What if you pentest someone who unkowingly to you lies that they have authority?

[thelaw82134]

Client A signs a contract stating that he owns or is authorized to represent the owner of a Network. He asks a penetration testing company to crack it. After they crack it, recover the pass, tell him how to make it more secure; they find out it's not actually his network and now he has the password. Who is liable?


The contract they signed, says , among other things:

The client does hereby retain the provider for the purpose of providing Penetration Testing services on the client's computers and/or Networks.

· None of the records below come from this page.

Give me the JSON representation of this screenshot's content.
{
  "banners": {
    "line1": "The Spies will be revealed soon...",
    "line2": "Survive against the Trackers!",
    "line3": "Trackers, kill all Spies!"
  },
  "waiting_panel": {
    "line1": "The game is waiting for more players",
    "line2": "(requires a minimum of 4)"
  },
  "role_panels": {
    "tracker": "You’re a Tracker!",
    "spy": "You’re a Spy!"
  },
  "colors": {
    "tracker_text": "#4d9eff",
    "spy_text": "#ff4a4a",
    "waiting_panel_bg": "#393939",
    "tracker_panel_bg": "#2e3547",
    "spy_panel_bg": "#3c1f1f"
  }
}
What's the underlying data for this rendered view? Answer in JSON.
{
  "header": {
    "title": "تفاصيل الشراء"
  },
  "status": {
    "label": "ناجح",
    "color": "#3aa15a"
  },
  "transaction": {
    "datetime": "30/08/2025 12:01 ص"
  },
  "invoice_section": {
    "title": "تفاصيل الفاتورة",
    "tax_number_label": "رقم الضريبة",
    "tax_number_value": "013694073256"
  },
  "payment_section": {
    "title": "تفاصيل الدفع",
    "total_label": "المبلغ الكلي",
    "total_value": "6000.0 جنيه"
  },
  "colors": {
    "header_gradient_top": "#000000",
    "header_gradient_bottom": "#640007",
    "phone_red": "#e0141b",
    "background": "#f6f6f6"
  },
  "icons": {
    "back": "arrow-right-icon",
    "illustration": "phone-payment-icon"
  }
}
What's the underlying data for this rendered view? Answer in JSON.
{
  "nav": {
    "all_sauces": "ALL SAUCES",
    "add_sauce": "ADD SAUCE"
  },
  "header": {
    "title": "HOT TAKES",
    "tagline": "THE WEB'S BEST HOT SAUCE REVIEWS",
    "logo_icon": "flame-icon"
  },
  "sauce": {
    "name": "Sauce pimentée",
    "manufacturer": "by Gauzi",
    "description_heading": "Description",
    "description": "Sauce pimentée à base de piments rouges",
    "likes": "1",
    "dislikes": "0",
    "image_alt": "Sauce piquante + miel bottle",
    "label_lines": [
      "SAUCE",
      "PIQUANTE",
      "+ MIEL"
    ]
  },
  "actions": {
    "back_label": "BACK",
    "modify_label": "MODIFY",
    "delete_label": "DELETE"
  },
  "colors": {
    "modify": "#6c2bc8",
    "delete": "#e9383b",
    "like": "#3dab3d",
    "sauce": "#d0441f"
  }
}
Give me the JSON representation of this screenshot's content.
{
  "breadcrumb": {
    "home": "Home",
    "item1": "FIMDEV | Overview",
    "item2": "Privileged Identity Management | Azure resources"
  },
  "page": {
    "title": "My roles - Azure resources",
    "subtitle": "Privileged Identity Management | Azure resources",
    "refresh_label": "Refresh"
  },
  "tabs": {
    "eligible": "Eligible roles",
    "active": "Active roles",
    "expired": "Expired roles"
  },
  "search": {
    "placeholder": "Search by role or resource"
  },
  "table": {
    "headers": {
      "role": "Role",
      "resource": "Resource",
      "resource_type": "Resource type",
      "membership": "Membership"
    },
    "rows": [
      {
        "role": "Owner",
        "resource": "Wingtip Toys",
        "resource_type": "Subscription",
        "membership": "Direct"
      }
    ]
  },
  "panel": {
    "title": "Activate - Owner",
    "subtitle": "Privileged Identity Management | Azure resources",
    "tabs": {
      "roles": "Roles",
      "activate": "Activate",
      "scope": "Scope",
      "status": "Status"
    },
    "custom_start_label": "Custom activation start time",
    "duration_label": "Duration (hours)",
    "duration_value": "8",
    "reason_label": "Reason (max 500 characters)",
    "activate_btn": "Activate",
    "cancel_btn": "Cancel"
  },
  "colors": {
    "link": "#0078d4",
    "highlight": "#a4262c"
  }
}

The client has provided the provider with certain required information regarding the scope and range of the tests and the client hereby warrants that all information provided is true and accurate and that the client owns or is authorized to represent the owners of the computers systems and networks described in Form A. The client further warrants and represents that he/she is authorized to enter into binding legal agreements.

 

[army judge]

Your contract doesn't automatically protect YOU from liability.

You may have unknowingly aided someone in violating the law.


You would be wise to consult with YOUR attorney before proceeding further.

You could be at risk for large civil damages and/or criminal prosecution.

You'd be smart to stop taking snout this and admit nothing to anyone.

You need a lawyer.

You relied on an erroneous (if not fraudulent) representation, you failed you due diligence.

You are now at some risk.

That piece of paper is probably useless.

 

[mightymoose]

Unless the owner of the network claims some kind of damages then there is nothing to worry about.